Business bloggers use their blogs as a source for sales leads


7 Apr 2009

Over one-third of the Irish blogging community use their blog as a source for sales leads, while nearly three quarters cite ‘positive feedback from customers’ as a key measure of blogging success.

The survey of the Irish blogging community, conducted by the Irish Internet Association (IIA) Social Media Working Group found that 39pc of business bloggers post several times a week, and that 50pc spend up to four hours each week blogging.

This survey was undertaken as part of an information-gathering exercise for the ‘IIA Guide to Business Blogging in Ireland’, which will be released in electronic format on 22 April next.

The guide is aimed at professionals who are considering blogging for business, or have given it a go and stalled.
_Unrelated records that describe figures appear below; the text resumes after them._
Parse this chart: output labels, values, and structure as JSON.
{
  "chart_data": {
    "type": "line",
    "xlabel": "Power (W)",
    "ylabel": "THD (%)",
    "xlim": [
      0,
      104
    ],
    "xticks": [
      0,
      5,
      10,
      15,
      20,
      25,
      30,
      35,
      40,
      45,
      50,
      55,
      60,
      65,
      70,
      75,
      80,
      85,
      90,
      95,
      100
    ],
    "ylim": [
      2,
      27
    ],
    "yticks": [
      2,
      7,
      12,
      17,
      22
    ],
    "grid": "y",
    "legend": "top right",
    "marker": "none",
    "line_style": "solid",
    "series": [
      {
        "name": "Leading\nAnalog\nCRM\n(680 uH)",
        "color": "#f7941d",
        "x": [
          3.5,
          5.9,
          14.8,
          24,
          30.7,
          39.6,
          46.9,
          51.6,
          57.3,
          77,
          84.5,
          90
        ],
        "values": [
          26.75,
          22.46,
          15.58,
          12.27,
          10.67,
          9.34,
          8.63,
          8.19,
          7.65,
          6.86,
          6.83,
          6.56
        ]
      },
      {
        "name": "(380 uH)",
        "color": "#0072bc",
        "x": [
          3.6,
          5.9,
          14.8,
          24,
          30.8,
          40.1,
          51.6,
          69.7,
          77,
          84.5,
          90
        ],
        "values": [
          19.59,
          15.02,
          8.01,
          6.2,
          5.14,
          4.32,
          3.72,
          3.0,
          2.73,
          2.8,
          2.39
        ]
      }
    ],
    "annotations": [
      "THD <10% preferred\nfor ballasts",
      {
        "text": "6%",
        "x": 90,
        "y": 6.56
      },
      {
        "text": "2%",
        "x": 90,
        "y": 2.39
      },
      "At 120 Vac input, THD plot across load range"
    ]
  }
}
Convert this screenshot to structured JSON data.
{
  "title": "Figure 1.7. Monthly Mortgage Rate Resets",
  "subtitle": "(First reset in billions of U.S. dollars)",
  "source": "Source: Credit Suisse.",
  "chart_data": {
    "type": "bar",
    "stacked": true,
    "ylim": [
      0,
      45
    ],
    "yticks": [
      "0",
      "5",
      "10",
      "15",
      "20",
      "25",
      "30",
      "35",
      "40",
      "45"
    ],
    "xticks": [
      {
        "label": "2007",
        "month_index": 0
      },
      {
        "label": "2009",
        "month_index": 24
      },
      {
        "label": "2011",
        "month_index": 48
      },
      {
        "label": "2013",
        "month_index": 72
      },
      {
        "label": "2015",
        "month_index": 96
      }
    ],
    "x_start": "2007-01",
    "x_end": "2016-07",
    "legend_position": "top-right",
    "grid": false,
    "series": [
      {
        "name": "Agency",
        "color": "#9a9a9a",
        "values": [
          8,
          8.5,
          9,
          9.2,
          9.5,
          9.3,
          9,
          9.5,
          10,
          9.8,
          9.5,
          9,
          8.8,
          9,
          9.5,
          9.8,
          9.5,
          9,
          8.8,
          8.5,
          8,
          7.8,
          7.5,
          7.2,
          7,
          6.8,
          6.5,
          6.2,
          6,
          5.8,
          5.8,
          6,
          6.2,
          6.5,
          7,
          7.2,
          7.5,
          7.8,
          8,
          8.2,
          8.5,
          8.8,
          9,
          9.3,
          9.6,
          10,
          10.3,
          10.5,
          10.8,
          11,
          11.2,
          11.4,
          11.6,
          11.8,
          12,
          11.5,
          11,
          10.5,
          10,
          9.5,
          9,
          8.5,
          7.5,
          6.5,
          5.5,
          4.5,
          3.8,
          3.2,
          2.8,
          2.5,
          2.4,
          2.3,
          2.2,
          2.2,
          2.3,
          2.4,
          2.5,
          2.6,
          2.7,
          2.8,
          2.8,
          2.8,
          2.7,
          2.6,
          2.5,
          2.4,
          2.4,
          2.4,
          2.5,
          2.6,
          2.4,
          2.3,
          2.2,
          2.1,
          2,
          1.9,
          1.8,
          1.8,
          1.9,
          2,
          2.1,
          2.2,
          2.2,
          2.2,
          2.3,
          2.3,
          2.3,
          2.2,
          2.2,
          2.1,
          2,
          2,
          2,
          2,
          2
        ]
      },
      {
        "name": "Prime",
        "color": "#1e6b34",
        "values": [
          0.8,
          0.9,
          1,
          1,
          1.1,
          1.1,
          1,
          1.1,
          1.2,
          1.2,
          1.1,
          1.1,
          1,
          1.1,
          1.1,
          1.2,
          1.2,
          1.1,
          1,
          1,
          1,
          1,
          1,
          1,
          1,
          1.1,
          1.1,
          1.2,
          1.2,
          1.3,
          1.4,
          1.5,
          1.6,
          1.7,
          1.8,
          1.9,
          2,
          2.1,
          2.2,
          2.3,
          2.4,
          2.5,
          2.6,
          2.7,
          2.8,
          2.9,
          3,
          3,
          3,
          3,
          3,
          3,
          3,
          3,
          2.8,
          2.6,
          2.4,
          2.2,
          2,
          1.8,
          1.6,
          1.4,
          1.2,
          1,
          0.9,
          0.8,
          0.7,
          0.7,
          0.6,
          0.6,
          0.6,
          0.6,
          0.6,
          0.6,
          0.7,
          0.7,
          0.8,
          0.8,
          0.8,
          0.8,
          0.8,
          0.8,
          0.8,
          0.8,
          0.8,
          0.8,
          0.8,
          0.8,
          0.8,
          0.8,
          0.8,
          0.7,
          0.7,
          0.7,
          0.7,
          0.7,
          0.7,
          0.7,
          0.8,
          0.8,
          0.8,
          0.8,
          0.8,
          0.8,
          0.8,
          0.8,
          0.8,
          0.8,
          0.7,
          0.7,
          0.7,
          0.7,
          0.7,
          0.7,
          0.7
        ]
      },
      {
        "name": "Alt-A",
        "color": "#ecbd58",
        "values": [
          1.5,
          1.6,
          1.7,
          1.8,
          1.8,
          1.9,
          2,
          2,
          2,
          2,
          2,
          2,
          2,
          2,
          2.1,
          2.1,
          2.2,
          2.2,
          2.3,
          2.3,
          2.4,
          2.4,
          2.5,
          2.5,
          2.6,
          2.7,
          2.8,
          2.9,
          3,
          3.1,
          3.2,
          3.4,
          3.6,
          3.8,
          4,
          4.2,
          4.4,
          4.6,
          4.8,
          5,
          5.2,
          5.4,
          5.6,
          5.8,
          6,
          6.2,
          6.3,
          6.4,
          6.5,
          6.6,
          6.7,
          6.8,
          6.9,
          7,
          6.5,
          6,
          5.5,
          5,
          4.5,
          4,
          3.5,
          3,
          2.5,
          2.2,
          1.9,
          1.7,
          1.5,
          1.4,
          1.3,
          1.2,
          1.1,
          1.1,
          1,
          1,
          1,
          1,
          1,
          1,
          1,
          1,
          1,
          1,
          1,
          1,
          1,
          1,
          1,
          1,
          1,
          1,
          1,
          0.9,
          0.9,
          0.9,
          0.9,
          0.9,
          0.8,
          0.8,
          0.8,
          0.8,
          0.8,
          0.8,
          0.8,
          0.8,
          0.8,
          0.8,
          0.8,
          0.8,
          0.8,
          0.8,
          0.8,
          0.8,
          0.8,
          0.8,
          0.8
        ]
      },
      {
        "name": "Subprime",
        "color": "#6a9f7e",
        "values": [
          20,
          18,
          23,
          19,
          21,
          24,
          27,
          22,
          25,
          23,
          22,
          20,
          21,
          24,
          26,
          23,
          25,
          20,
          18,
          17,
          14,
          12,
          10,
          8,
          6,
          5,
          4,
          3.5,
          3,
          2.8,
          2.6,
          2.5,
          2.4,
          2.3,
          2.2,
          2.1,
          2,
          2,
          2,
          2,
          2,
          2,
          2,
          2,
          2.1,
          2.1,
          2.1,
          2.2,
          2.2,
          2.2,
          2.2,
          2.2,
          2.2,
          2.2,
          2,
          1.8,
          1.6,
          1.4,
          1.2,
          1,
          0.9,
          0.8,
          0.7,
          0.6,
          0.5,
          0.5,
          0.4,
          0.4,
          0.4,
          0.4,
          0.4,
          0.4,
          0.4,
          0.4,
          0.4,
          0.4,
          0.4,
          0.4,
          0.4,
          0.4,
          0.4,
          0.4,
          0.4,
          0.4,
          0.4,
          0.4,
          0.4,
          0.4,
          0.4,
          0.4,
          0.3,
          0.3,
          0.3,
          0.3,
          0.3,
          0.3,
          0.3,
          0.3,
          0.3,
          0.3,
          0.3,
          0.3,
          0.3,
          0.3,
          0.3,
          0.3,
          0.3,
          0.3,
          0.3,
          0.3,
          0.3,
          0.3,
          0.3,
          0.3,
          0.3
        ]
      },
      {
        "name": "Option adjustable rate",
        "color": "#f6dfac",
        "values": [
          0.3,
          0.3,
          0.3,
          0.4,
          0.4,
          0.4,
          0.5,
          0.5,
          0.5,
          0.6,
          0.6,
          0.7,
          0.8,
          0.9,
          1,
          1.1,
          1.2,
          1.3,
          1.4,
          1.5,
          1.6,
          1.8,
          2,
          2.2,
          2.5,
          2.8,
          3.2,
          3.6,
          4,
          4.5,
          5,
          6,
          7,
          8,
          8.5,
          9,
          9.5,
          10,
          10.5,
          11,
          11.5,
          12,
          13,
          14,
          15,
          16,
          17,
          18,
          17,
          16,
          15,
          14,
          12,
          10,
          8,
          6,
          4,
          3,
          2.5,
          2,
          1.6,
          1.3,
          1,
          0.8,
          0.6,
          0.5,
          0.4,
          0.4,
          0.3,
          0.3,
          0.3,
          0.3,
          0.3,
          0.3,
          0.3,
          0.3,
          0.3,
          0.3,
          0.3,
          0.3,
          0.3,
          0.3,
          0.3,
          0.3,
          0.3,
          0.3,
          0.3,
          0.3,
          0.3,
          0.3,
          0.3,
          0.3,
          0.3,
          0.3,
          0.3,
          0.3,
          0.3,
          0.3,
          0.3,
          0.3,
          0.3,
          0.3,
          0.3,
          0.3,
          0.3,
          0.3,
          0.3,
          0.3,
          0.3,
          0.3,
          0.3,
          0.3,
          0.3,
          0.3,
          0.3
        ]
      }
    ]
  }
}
The guide will also help them to develop best blogging practices and find the right style and approach for their business.

The study of 44 business bloggers found that 39pc cite their blog as a source for sales leads.

Among other benefits, a well-maintained blog can improve a company’s ranking in Google, thus making it easier for the business to be found.

The same blog will also allow a business to show customers that they are experts in their sector, which 75pc of respondents indicated was one of their objectives for their blog.

In terms of assessing the return on investment of time and expertise in a blog, 73pc said positive feedback from customers was a key measure of blogging success.

Just under 50pc indicated that unique visitors were their preferred measurement of success.

“Irish businesses today are facing a new challenge, as more and more of their customers are going online to check what other customers are saying about them before they proceed to purchase,” said Brendan Hughes, chair of the IIA Social Media Working Group and technology manager with FBD Insurance.

“Ratings websites, discussion boards, social network sites, blogs and Twitter are all helping to put more control in the hands of consumers. In the past, if a customer had a poor experience with a business, they would tell a handful of family and friends.

“Now, they are online, posting comments and writing articles that are available to the whole world, immediately and permanently. The IIA Guide to Business Blogging in Ireland is the Social Media Working Group’s lifeline for companies who find themselves drowning in the social media sea,” Hughes added.

The chief executive of the IIA Fergal O’Byrne said the guide will prove to be an invaluable reference point for the Irish business blogging community.

“The work of the Social Media Working Group and all our six working groups is absolutely key to the IIA’s strategy of developing content from within its members’ expertise and creating a larger audience for that expertise.”

The Social Media Working Group, and in particular this guide to blogging, sets out to help Irish businesses understand how they can appropriately interact with their customers online, so they can not only defend their brand reputation but even enhance it,” O’Byrne added.

The Social Media Working Group plans to release four guides in the coming months. The Working Group wrote all guides collaboratively and using the principals of social media, and invited input from the Irish business and blogging communities, both online and off, using wikis and workshops to collect feedback.

The next workshop on the Guide to Podcasting for Business will be held on 9 April at the Digital Hub. The new Guide to Business Blogging will be launched at a breakfast briefing on 22 April at the Burlington Hotel, Dublin.